Xi’s hard-line stance was preceded by the latest wave of crackdowns on digital media. What has become known as a web “spring clean” has resulted in the censorship of “vulgar and violent content” on platforms such as Weibo, Toutiao and Douyin. However, it was a step too far when Weibo said that LGBT-themed content was also subject to the clean-up, sparking outrage and resulting in a statement that such content would be excluded from censorship. The increasingly frequent crackdowns are reasons for brands to be concerned: last June, WeChat removed 25 public accounts in an effort to reduce celebrity gossip, including the account belonging to Harper’s Bazaar China.

Balenciaga apologises after claims of discrimination against Chinese shoppers. A video documenting the rough treatment of a Chinese male shopper at a Balenciaga store in a Printemps department store in Paris has gone viral since it was posted on April 25. According to WeChat user Paituzhuli, who published the clip, the man was defending his mother, who was pushed by non-Chinese shoppers when she accused them of cutting the queue for Balenciaga’s “Triple S” sneakers, resulting in an altercation in the store and a claim that security staff only handled the Chinese man. The video spurred accusations of racial discrimination and demands for a brand boycott, as it trended on Weibo, reaching 4 million views a day after it was posted.

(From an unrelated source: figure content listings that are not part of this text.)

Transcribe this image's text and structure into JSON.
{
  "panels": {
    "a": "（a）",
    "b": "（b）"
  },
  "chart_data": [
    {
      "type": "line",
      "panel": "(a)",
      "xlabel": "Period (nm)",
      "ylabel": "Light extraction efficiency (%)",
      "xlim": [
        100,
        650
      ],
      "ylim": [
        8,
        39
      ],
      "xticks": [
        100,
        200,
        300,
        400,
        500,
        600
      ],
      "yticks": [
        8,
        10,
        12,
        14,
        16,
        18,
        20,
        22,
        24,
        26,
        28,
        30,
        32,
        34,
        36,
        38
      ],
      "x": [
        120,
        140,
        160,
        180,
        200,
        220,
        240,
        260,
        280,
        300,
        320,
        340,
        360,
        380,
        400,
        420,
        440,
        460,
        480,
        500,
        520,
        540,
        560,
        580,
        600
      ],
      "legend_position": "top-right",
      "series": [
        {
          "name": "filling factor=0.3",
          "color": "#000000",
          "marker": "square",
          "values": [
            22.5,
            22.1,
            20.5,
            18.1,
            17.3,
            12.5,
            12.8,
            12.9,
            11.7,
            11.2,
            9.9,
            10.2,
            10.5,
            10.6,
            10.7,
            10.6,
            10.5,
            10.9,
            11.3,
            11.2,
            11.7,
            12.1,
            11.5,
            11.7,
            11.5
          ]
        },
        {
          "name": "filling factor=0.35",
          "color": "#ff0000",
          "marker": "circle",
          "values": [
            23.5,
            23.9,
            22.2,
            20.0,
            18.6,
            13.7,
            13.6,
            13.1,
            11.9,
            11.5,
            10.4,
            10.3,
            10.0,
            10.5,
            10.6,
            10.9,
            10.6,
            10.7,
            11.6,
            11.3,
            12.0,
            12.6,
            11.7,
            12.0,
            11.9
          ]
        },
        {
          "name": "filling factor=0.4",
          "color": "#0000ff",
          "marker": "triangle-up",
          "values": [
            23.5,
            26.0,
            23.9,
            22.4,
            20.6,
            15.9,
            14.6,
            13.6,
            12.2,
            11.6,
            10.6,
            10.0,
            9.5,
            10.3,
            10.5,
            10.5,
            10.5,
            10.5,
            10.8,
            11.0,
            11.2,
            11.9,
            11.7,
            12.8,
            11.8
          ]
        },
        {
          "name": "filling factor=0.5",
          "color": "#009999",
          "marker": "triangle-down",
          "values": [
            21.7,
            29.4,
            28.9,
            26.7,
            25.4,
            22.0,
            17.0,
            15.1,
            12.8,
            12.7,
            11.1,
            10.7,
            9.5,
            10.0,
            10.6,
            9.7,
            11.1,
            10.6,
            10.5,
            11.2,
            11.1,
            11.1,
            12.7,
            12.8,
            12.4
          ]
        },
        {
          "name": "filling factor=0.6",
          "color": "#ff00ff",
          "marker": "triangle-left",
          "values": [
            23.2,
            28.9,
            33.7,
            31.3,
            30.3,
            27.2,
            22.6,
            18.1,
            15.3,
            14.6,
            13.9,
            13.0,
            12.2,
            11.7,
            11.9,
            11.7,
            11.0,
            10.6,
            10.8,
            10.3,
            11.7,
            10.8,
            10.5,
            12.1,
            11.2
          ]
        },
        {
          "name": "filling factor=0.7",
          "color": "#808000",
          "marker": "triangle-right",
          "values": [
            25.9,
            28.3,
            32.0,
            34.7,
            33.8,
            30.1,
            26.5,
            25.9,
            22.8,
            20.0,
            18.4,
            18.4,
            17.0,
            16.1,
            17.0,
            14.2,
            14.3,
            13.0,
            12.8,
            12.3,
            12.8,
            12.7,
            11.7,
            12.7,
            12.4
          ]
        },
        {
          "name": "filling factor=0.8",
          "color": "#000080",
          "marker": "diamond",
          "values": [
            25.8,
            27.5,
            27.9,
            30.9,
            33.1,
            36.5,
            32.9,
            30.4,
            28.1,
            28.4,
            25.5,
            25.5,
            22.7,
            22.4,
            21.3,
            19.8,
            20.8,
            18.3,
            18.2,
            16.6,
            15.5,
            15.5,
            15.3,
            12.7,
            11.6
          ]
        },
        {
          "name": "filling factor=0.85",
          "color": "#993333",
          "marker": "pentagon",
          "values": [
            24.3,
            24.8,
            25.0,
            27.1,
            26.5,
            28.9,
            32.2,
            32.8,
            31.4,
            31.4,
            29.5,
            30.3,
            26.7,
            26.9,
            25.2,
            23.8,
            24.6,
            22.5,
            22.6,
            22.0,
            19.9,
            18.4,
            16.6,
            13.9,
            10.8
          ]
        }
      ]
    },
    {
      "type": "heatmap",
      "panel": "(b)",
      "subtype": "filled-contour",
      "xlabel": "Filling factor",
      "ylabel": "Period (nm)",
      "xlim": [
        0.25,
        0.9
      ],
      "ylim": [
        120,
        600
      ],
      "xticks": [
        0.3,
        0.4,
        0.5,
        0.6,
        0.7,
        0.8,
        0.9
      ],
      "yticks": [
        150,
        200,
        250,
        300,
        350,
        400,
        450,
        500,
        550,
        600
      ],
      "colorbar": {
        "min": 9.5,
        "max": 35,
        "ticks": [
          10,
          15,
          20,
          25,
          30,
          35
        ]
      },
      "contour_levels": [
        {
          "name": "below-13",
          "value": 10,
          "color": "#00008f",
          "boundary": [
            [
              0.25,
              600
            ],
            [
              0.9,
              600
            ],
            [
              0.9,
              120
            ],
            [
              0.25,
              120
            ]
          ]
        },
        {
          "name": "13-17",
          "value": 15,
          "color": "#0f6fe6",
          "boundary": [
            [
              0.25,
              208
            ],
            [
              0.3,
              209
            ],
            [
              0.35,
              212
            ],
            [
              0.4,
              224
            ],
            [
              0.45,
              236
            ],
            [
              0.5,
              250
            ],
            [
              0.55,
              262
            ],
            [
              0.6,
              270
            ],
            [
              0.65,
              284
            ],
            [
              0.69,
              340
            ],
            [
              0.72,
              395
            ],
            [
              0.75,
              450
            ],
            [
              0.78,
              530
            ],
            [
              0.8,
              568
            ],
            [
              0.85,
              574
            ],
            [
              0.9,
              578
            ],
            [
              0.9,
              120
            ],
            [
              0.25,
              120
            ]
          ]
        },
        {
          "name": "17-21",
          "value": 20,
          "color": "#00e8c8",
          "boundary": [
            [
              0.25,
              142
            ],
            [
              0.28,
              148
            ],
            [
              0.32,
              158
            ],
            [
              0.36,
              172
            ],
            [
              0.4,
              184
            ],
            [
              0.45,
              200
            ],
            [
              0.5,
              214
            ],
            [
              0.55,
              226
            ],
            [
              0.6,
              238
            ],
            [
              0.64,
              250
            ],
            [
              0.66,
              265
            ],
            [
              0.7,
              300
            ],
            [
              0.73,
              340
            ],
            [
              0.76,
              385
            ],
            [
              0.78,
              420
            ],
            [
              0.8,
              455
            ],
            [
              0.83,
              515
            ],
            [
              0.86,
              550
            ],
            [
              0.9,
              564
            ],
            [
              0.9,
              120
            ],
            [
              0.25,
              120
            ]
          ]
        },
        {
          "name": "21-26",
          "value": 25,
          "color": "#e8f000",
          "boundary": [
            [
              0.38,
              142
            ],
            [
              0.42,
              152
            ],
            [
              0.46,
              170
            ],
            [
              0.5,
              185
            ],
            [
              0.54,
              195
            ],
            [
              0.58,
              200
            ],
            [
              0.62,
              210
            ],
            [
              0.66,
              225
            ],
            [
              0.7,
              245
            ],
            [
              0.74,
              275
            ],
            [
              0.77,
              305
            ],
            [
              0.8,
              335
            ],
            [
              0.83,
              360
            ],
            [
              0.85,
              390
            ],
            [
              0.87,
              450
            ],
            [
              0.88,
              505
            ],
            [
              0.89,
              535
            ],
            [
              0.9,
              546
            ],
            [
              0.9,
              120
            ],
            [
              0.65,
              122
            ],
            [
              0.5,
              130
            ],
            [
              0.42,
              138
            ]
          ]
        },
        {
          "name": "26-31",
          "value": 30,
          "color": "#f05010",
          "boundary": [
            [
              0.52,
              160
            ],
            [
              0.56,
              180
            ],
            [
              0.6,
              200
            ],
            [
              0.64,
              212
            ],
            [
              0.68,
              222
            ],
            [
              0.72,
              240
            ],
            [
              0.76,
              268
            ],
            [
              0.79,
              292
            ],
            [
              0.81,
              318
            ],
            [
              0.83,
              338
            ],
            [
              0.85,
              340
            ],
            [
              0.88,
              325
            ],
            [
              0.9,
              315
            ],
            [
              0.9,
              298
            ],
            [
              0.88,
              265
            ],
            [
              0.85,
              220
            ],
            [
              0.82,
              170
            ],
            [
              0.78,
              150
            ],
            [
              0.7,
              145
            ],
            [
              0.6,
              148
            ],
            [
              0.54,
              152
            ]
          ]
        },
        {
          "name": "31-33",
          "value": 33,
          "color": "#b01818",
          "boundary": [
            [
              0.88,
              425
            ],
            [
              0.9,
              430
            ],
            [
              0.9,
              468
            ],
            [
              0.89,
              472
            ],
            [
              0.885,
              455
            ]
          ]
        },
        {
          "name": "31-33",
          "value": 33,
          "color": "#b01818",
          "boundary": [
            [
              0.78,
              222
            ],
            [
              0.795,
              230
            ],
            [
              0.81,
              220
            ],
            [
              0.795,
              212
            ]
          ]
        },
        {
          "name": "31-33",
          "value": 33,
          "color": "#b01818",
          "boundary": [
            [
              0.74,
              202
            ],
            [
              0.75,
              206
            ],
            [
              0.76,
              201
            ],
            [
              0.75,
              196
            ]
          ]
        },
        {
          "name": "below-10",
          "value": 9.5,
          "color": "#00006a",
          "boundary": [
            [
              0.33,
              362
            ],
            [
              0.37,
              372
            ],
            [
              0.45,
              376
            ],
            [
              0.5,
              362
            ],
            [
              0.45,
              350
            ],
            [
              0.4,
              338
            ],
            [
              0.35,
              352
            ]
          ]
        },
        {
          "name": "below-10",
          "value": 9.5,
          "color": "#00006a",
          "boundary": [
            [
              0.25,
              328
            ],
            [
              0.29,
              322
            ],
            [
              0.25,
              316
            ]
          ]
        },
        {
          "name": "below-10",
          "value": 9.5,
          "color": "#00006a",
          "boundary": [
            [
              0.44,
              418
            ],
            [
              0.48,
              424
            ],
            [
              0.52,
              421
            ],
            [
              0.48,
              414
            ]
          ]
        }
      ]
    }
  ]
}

Balenciaga issued a first apology on the day after, but it did not identify the customers to whom it offered the apology as Chinese, prompting further scorn among some Chinese social media users. The hashtag #BoycottBalenciagaDiscriminatesChinese spread across social media service Weibo, drawing millions of page views. On April 29, the fashion house issued a second, longer apology, announcing that it would introduce a new system for product launches to shorten waiting times and improve the shopping experience.

Forbes third annual 30-Under-30 Asia list names 59 Chinese innovators. China came second to India in the number of movers and shakers featured in the line-up, which named 300 people across 10 categories. Following 2017’s list, which featured 76 Chinese representatives including supermodel and BoF 500 member Liu Wen, this year’s honourees include key players in China’s luxury, e-commerce and tech sectors, from luxury handbag blogger and BoF 500 member Tao Liang (known widely as Mr. Bags) to Li Xiaoya, co-founder and chief operating officer of Huishoubao, a smartphone recycling start-up. Also on this year’s list is young womenswear designer Snow Xue Gao, a finalist in this year’s LVMH prize, and Chen Peng, who returned to show his oversized outerwear at Shanghai Fashion Week for Autumn/Winter 2018.